How can ever-larger volumes of scientific data be processed and evaluated? And how can Earth observation data be meaningfully combined with ground measurements, thereby opening up new sources of information? In the cross-sectoral Big Data Platform project, researchers from the German Aerospace Center (Deutsches Zentrum für Luft- und Raumfahrt; DLR) are devising new methods for the future-oriented field of Big Data Science. The interdisciplinary research project involves 21 DLR institutes from the research fields of spaceflight, aeronautics, transport, energy, digitalisation and security – all working together. The project is set to run for four years and has received more than 21 million euro of funding.
Big Data Science as the key to digital transformation
The volume of scientifically usable data is growing enormously year upon year. Such data can only be systematically evaluated and utilised with the help of effective data analysis or intelligent networking. At the same time, dealing with large quantities of data also presents an enormous challenge. "Big Data Science enables a variety of new approaches to research and is the key to the digital transformation that is taking place across society, including the economy. The Big Data Platform cross-sectoral project, which is firmly anchored in our digitalisation strategy, sees DLR developing methods to derive socially relevant knowledge from raw data," says Pascale Ehrenfreund, Chair of the DLR Executive Board. "We already have a great deal of experience with Big Data Science in a number of areas, such as remote sensing, transport research and detailed computer simulations for use in aeronautics. The broad-based Big Data Platform project will allow us to optimally harness the synergies created through our different areas of research."

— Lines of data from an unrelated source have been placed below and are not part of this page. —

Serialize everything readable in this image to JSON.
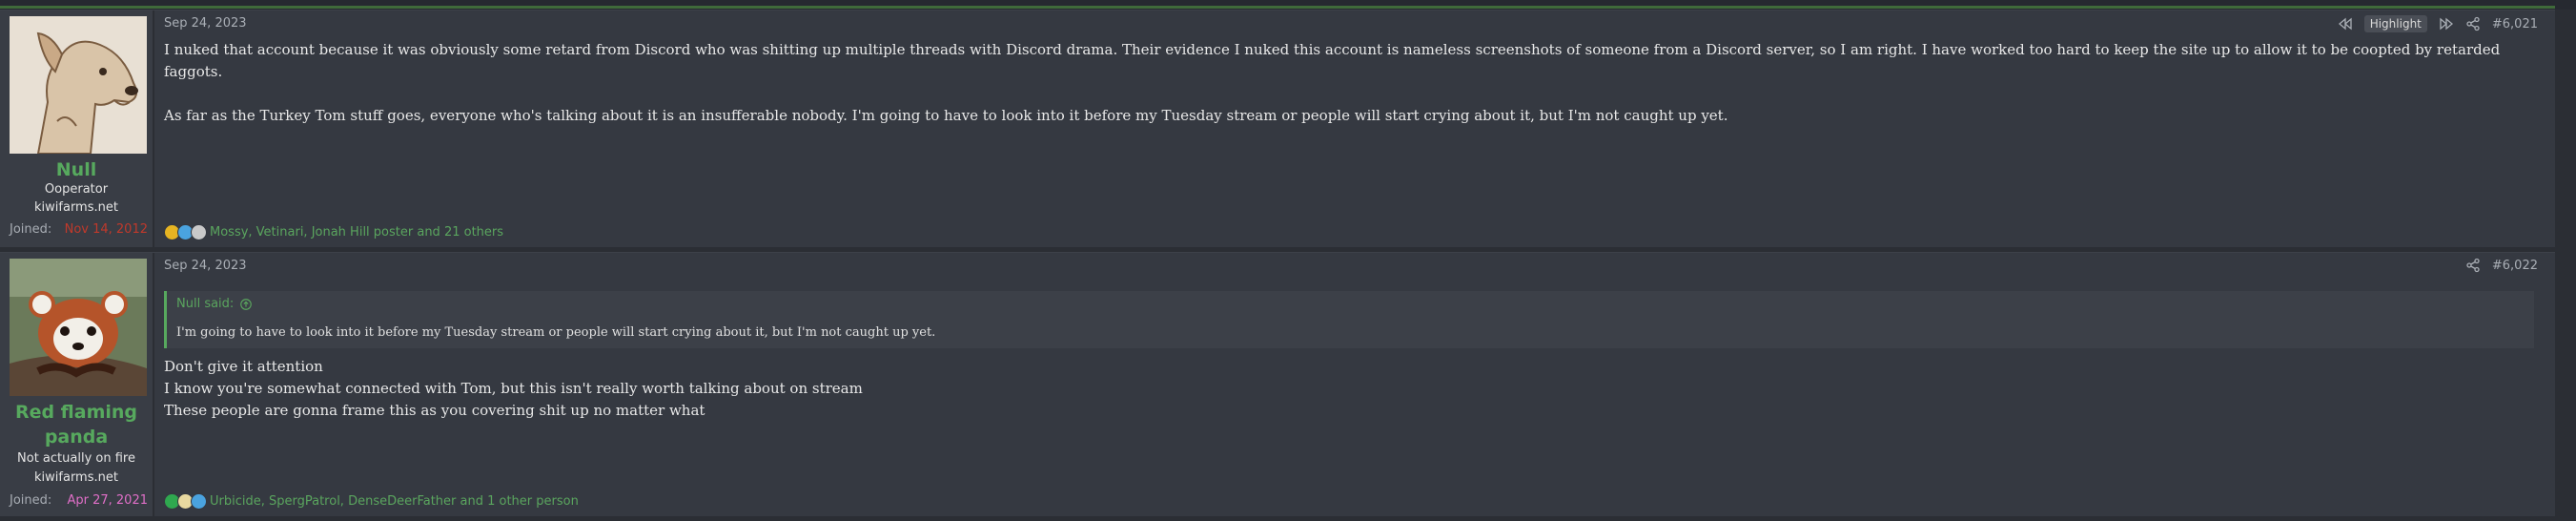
{
  "posts": [
    {
      "user": {
        "name": "Null",
        "title": "Ooperator",
        "site": "kiwifarms.net",
        "joined_label": "Joined:",
        "joined_date": "Nov 14, 2012",
        "joined_color": "#c0392b",
        "avatar_icon": "dog-avatar"
      },
      "date": "Sep 24, 2023",
      "highlight_label": "Highlight",
      "post_number": "#6,021",
      "paragraphs": [
        "I nuked that account because it was obviously some retard from Discord who was shitting up multiple threads with Discord drama. Their evidence I nuked this account is nameless screenshots of someone from a Discord server, so I am right. I have worked too hard to keep the site up to allow it to be coopted by retarded faggots.",
        "As far as the Turkey Tom stuff goes, everyone who's talking about it is an insufferable nobody. I'm going to have to look into it before my Tuesday stream or people will start crying about it, but I'm not caught up yet."
      ],
      "reactions_text": "Mossy, Vetinari, Jonah Hill poster and 21 others"
    },
    {
      "user": {
        "name_line1": "Red flaming",
        "name_line2": "panda",
        "title": "Not actually on fire",
        "site": "kiwifarms.net",
        "joined_label": "Joined:",
        "joined_date": "Apr 27, 2021",
        "joined_color": "#e06fc8",
        "avatar_icon": "red-panda-avatar"
      },
      "date": "Sep 24, 2023",
      "post_number": "#6,022",
      "quote": {
        "author": "Null said:",
        "text": "I'm going to have to look into it before my Tuesday stream or people will start crying about it, but I'm not caught up yet."
      },
      "lines": [
        "Don't give it attention",
        "I know you're somewhat connected with Tom, but this isn't really worth talking about on stream",
        "These people are gonna frame this as you covering shit up no matter what"
      ],
      "reactions_text": "Urbicide, SpergPatrol, DenseDeerFather and 1 other person"
    }
  ]
}
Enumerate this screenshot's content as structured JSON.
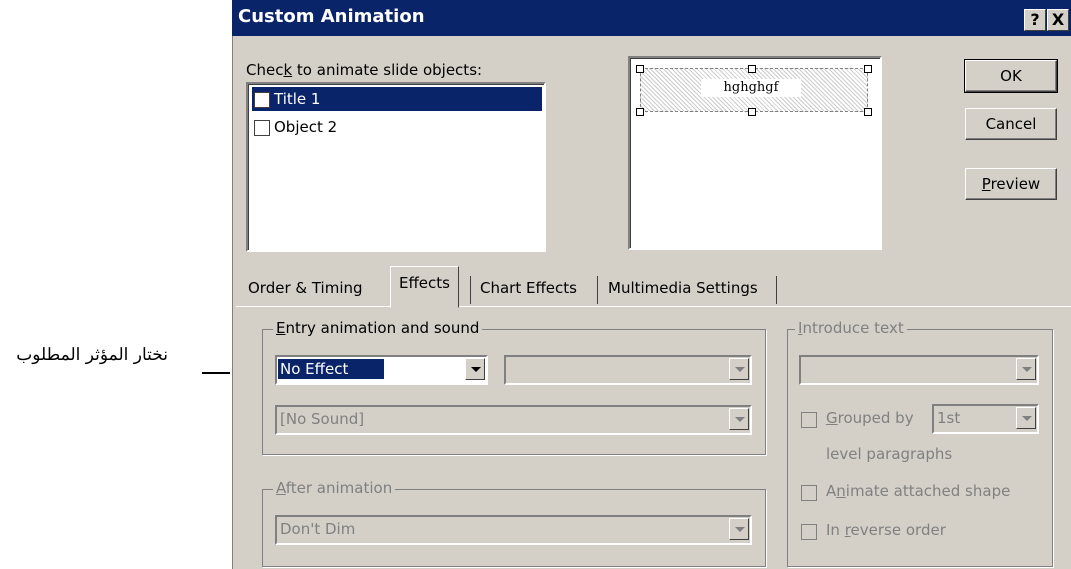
{
  "annotation": {
    "text": "نختار المؤثر المطلوب"
  },
  "dialog": {
    "title": "Custom Animation",
    "help_label": "?",
    "close_label": "X",
    "objects_label": "Check to animate slide objects:",
    "objects": [
      {
        "label": "Title 1",
        "checked": false,
        "selected": true
      },
      {
        "label": "Object 2",
        "checked": false,
        "selected": false
      }
    ],
    "preview": {
      "title_text": "hghghgf"
    },
    "buttons": {
      "ok": "OK",
      "cancel": "Cancel",
      "preview": "Preview"
    },
    "tabs": [
      {
        "label": "Order & Timing",
        "active": false
      },
      {
        "label": "Effects",
        "active": true
      },
      {
        "label": "Chart Effects",
        "active": false
      },
      {
        "label": "Multimedia Settings",
        "active": false
      }
    ],
    "entry": {
      "group_label": "Entry animation and sound",
      "effect_value": "No Effect",
      "direction_value": "",
      "sound_value": "[No Sound]"
    },
    "after": {
      "group_label": "After animation",
      "value": "Don't Dim"
    },
    "introduce": {
      "group_label": "Introduce text",
      "value": "",
      "grouped_by_label": "Grouped by",
      "grouped_by_value": "1st",
      "level_label": "level paragraphs",
      "animate_shape_label": "Animate attached shape",
      "reverse_label": "In reverse order"
    }
  }
}
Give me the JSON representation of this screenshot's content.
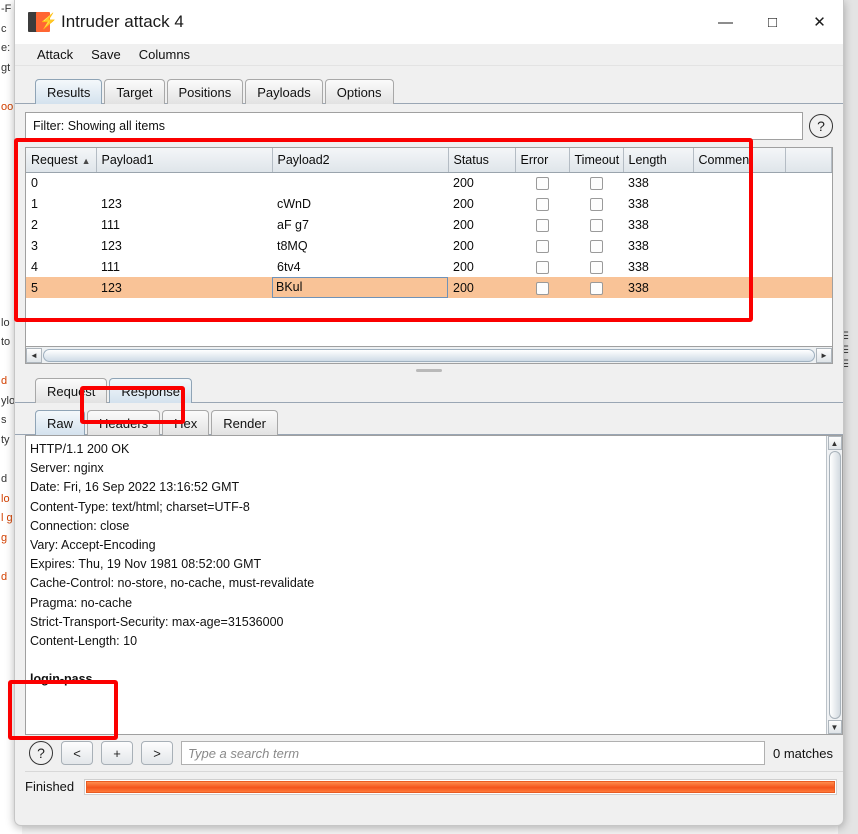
{
  "window": {
    "title": "Intruder attack 4",
    "icon": "burp-suite-icon",
    "minimize": "—",
    "maximize": "□",
    "close": "✕"
  },
  "menu": {
    "items": [
      "Attack",
      "Save",
      "Columns"
    ]
  },
  "main_tabs": {
    "items": [
      "Results",
      "Target",
      "Positions",
      "Payloads",
      "Options"
    ],
    "active": "Results"
  },
  "filter": {
    "label": "Filter: Showing all items",
    "help_icon": "question-mark-icon"
  },
  "results_table": {
    "columns": [
      "Request",
      "Payload1",
      "Payload2",
      "Status",
      "Error",
      "Timeout",
      "Length",
      "Comment"
    ],
    "sort_column": "Request",
    "sort_direction": "▲",
    "rows": [
      {
        "request": "0",
        "payload1": "",
        "payload2": "",
        "status": "200",
        "error": false,
        "timeout": false,
        "length": "338",
        "comment": "",
        "selected": false
      },
      {
        "request": "1",
        "payload1": "123",
        "payload2": "cWnD",
        "status": "200",
        "error": false,
        "timeout": false,
        "length": "338",
        "comment": "",
        "selected": false
      },
      {
        "request": "2",
        "payload1": "111",
        "payload2": "aF g7",
        "status": "200",
        "error": false,
        "timeout": false,
        "length": "338",
        "comment": "",
        "selected": false
      },
      {
        "request": "3",
        "payload1": "123",
        "payload2": "t8MQ",
        "status": "200",
        "error": false,
        "timeout": false,
        "length": "338",
        "comment": "",
        "selected": false
      },
      {
        "request": "4",
        "payload1": "111",
        "payload2": "6tv4",
        "status": "200",
        "error": false,
        "timeout": false,
        "length": "338",
        "comment": "",
        "selected": false
      },
      {
        "request": "5",
        "payload1": "123",
        "payload2": "BKul",
        "status": "200",
        "error": false,
        "timeout": false,
        "length": "338",
        "comment": "",
        "selected": true
      }
    ]
  },
  "message_tabs": {
    "items": [
      "Request",
      "Response"
    ],
    "active": "Response"
  },
  "format_tabs": {
    "items": [
      "Raw",
      "Headers",
      "Hex",
      "Render"
    ],
    "active": "Raw"
  },
  "response": {
    "headers": [
      "HTTP/1.1 200 OK",
      "Server: nginx",
      "Date: Fri, 16 Sep 2022 13:16:52 GMT",
      "Content-Type: text/html; charset=UTF-8",
      "Connection: close",
      "Vary: Accept-Encoding",
      "Expires: Thu, 19 Nov 1981 08:52:00 GMT",
      "Cache-Control: no-store, no-cache, must-revalidate",
      "Pragma: no-cache",
      "Strict-Transport-Security: max-age=31536000",
      "Content-Length: 10"
    ],
    "body": "login-pass"
  },
  "search": {
    "help_icon": "question-mark-icon",
    "prev_label": "<",
    "add_label": "+",
    "next_label": ">",
    "placeholder": "Type a search term",
    "value": "",
    "matches": "0 matches"
  },
  "status": {
    "label": "Finished",
    "progress_percent": 100
  },
  "scrollbars": {
    "left_arrow": "◄",
    "right_arrow": "►",
    "up_arrow": "▲",
    "down_arrow": "▼"
  },
  "colors": {
    "accent_orange": "#ff6633",
    "selection_orange": "#f9c397",
    "annotation_red": "#fb0000",
    "progress_orange": "#f4531b"
  },
  "annotations": [
    {
      "name": "results-table-highlight"
    },
    {
      "name": "response-tab-highlight"
    },
    {
      "name": "response-body-highlight"
    }
  ],
  "background": {
    "left_fragments": [
      "-F",
      "c",
      "e:",
      "gt",
      "",
      "oo",
      "",
      "",
      "",
      "",
      "",
      "",
      "",
      "",
      "",
      "",
      "lo",
      "to",
      "",
      "d",
      "ylo",
      "s",
      "ty",
      "",
      "d",
      "lo",
      "l g",
      "g",
      "",
      "d"
    ]
  }
}
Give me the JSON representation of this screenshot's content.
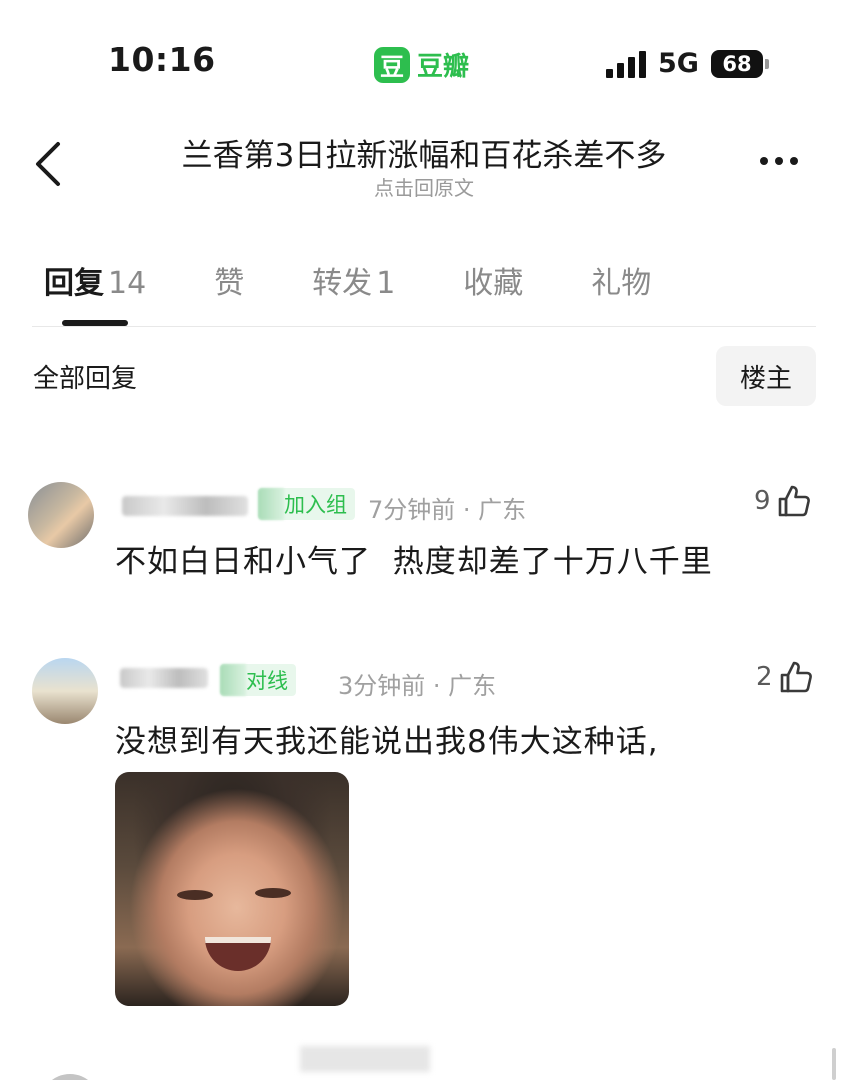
{
  "status_bar": {
    "time": "10:16",
    "app_logo_char": "豆",
    "app_name": "豆瓣",
    "network": "5G",
    "battery": "68"
  },
  "header": {
    "title": "兰香第3日拉新涨幅和百花杀差不多",
    "subtitle": "点击回原文",
    "back_icon": "chevron-left-icon",
    "more_icon": "more-dots-icon"
  },
  "tabs": [
    {
      "label": "回复",
      "count": "14",
      "active": true
    },
    {
      "label": "赞",
      "count": "",
      "active": false
    },
    {
      "label": "转发",
      "count": "1",
      "active": false
    },
    {
      "label": "收藏",
      "count": "",
      "active": false
    },
    {
      "label": "礼物",
      "count": "",
      "active": false
    }
  ],
  "filter": {
    "all_label": "全部回复",
    "op_label": "楼主"
  },
  "comments": [
    {
      "group_tag": "加入组",
      "time": "7分钟前",
      "location": "广东",
      "likes": "9",
      "text": "不如白日和小气了  热度却差了十万八千里"
    },
    {
      "group_tag": "对线",
      "time": "3分钟前",
      "location": "广东",
      "likes": "2",
      "text": "没想到有天我还能说出我8伟大这种话,",
      "has_image": true
    }
  ],
  "colors": {
    "brand_green": "#2dbe4e",
    "text_primary": "#1a1a1a",
    "text_secondary": "#a0a0a0"
  }
}
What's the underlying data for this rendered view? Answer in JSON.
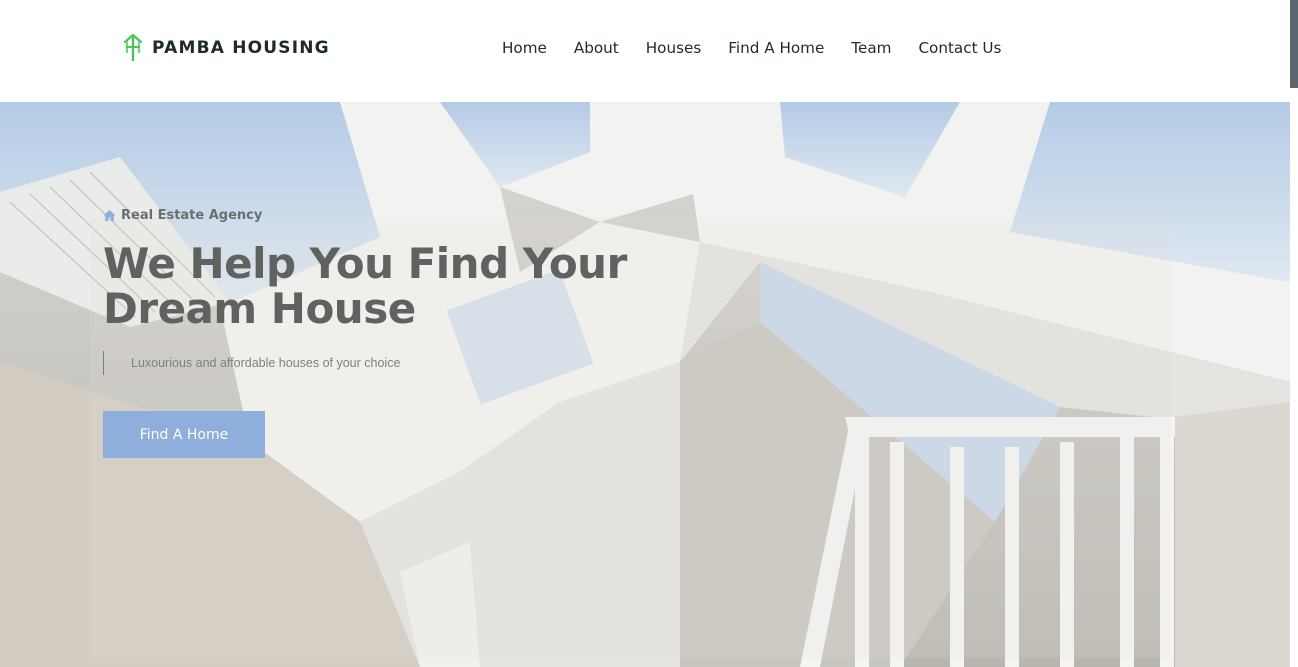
{
  "brand": {
    "name": "PAMBA HOUSING",
    "logo_icon": "pitchfork-house-icon",
    "accent": "#4cc15a"
  },
  "nav": {
    "items": [
      {
        "label": "Home"
      },
      {
        "label": "About"
      },
      {
        "label": "Houses"
      },
      {
        "label": "Find A Home"
      },
      {
        "label": "Team"
      },
      {
        "label": "Contact Us"
      }
    ]
  },
  "hero": {
    "tag_icon": "home-icon",
    "tag": "Real Estate Agency",
    "headline_line1": "We Help You Find Your",
    "headline_line2": "Dream House",
    "subtitle": "Luxourious and affordable houses of your choice",
    "cta_label": "Find A Home",
    "cta_color": "#8eaedb",
    "background": "skylight-staircase-photo"
  }
}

Merging different datasets
One important goal of the project is to develop methods for analysing large datasets. In addition, the researchers are working on data management techniques that make it possible to merge heterogeneous datasets. "DLR has long been working in this field of research and has considerable experience in interpreting large datasets," stresses Rolf Hempel, the Project Coordinator and Head of the Simulation and Software Technology Facilityat DLR. "By linking different sets of data, such as satellite images and images of buildings posted on social media, we can derive new, previously unrecognised information. This allows us to distinguish between different types of urban areas much more effectively than was previously the case, for example, and this information can then be used for urban planning."
Data mining and machine learning
Another area of focus for the Big Data Platform cross-sectoral project is the exploration of analytical techniques that make use of data mining and machine learning. Data mining involves analysing data with the aim of ‘tracing’ information and discerning patterns. Machine learning, by contrast, seeks not only to recognise patterns and repeated occurrences, but also for the system to further develop its capabilities by processing training datasets. Self-training systems used in Earth observation research, for example, are able to interpret datasets more quickly and effectively. This means that buildings, roads and even types of vegetation can be detected with far greater accuracy on the basis of aerial and satellite images. In addition, machine-learning processes form an important building block in the creation of ‘autonomous driving’ and ‘smart mobility’ systems. One specific example of this type of application is the high-precision identification of roads and road markings, from which free parking spaces within a city can be filtered out in real-time analysis.
Another specific application being addressed by the Big Data Platform project is the real-time analysis of image data for rapid disaster management. Location data and other detailed information provide emergency services with vital support for their operations. Smart data analysis using machine-learning methods has also proven useful for climate computing, where large datasets are evaluated to obtain a better understanding of climate mechanisms.